Эдуард Тополь - Русская дива
Иосиф Рубин
ЕВРЕЙСКАЯ ДОРОГА
Глава семнадцатая
ВЗЛЕТ И ПАДЕНИЕ МАЙОРА АШИДОВОЙ
И ад, и земля, и небо с особым участием следят за человеком в ту пору, когда вселяется в него Эрос.
Владимир Соловьев
Еще несколько лет назад среди сотрудников Государственного таможенного комитета должность начальника Московской грузовой таможни считалась тупиком карьеры и ассоциировалась только с мат-перематом грузчиков и скандалами с диспетчерами железных дорог.
Но с началом еврейской эмиграции именно этот небольшой, даже без секретарши, кабинетик на третьем этаже длинного четырехэтажного дома № 1А на Комсомольской площади стал вожделенным и в то же время гибельным местом. Даже самые рьяные и незапятнанные молодые партийные и гэбэшные выдвиженцы, горящие желанием построить на своей честности карьеру, уже через неделю после вселения в этот кабинет утрачивали честность или, говоря языком официальным, «попадали в паутину сионизма и падали жертвой стяжательства». А проще сказать: начинали брать взятки.
Да и как было не брать, когда поток немыслимых для простого человека денег и подношений в виде ювелирных изделий начинал ломиться в ваши двери в 7.00 утра и не прекращался до вечера. Конечно, далеко не все евреи-эмигранты были подпольными миллионерами, нажившими свои состояния в теневой экономике южных республик или на пошиве джинсов-«самопал» и плащей-болонья где-нибудь в Риге. Но рядовой эмигрант обычно и не поднимался в кабинет начальника таможни. Рядовой эмигрант вез с собой главным образом книги — гигантское количество русских книг, без которых, как выяснилось, ни один еврей просто не мыслил своей жизни в Израиле, Америке, Канаде и Австралии. Причем обычно эти книжные черви легко смирялись с тем, что таможенные инспекторы изымали из их багажных контейнеров, как запрещенные к вывозу, всякие семейные реликвии в виде бабушкиных серебряных ложек или маминого фарфора. Но они стояли насмерть и устраивали скандалы, когда им не разрешали отправить в этих контейнерах сочинения Шолохова, Маяковского или, скажем, Николая Островского, изданные в СССР до 1946 года и потому запрещенные к вывозу как старинные издания.
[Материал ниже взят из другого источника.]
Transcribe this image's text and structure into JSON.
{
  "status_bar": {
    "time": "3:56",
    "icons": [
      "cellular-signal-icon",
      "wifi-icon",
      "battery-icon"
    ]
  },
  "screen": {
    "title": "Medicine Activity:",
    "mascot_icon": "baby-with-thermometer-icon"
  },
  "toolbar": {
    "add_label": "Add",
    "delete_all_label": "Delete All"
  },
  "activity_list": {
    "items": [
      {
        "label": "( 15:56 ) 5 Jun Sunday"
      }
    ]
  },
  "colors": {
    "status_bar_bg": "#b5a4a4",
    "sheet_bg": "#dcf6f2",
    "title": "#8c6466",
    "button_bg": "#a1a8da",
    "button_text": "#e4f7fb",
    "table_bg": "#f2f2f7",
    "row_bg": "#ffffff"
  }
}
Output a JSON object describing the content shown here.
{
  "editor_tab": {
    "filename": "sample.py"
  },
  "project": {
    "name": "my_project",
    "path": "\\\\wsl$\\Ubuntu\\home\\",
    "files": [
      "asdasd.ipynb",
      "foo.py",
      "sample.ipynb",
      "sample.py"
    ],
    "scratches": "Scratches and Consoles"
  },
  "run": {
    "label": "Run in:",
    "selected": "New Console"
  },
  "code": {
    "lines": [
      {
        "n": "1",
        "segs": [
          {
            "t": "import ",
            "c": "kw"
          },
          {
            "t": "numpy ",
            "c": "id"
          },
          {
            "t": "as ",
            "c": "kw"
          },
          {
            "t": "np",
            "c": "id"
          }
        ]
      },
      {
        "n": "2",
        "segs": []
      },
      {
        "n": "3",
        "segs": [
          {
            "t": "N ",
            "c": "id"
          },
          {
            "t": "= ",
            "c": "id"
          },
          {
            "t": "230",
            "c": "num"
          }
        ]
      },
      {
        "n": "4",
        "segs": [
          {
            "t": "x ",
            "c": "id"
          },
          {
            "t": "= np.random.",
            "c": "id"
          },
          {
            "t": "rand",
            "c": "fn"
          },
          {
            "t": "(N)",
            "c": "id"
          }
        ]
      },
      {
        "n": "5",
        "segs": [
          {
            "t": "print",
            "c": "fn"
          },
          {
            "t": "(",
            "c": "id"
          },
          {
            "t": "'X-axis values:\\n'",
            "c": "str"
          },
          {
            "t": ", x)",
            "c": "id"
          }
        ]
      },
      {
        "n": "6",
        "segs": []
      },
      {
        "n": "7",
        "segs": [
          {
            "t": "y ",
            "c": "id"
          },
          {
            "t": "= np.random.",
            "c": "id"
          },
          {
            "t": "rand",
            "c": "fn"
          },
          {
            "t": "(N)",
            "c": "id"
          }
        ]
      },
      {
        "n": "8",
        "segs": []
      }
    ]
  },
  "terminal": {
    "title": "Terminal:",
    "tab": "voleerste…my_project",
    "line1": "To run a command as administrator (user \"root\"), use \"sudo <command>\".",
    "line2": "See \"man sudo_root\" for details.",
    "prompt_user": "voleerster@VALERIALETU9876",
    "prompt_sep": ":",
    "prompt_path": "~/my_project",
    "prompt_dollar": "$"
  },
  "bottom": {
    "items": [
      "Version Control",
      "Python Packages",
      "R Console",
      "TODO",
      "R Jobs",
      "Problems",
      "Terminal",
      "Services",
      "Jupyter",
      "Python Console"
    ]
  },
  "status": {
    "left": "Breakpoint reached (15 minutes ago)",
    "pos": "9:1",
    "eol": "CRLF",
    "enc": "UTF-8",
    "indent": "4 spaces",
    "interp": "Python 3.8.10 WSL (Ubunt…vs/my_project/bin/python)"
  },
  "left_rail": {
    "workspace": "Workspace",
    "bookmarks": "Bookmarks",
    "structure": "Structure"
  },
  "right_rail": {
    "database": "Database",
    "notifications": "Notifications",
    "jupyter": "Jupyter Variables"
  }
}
Странный народ, что говорить! Только за то, чтобы, не дай Бог, не остаться за границей без чтения, некоторые совали инспекторам в карман даже сотенные купюры…
Барский отложил страницу и в ужасе закрыл глаза. Дело было не в том, что недавняя смерть одного из лучших офицеров КГБ, майора Седы Ашидовой, стала сенсацией не только в КГБ, но и во всей Москве. И даже не в том, что этот мерзавец Рубинчик уже, оказывается, добыл где-то информацию об обстоятельствах ее гибели. А в том, где Барский обнаружил его рукопись. Час назад, стоя в красном полумраке фотолаборатории КГБ над огромными, как ванны, пластмассовыми кюветами, в которых проявлялись отпечатки фотопленок Рубинчика, он впервые в жизни почувствовал, что такое сердечный спазм, — в тот момент, когда со дна этих кюветов всплыли в проявителе и начали обретать контрастность фотографии Рубинчика, позирующего на фоне летней Москвы в обнимку с его, Барского, двадцатилетней матерью. Да! Сначала, когда на этих фотографиях обозначились лишь общие контуры ее лица, Барский подумал, что он сходит с ума — это была мама, его юная мама, такая, как на фотографиях начала тридцатых годов. И только минуту спустя, когда фото обрели полную детальность и контрастность, он увидел, что это его дочка.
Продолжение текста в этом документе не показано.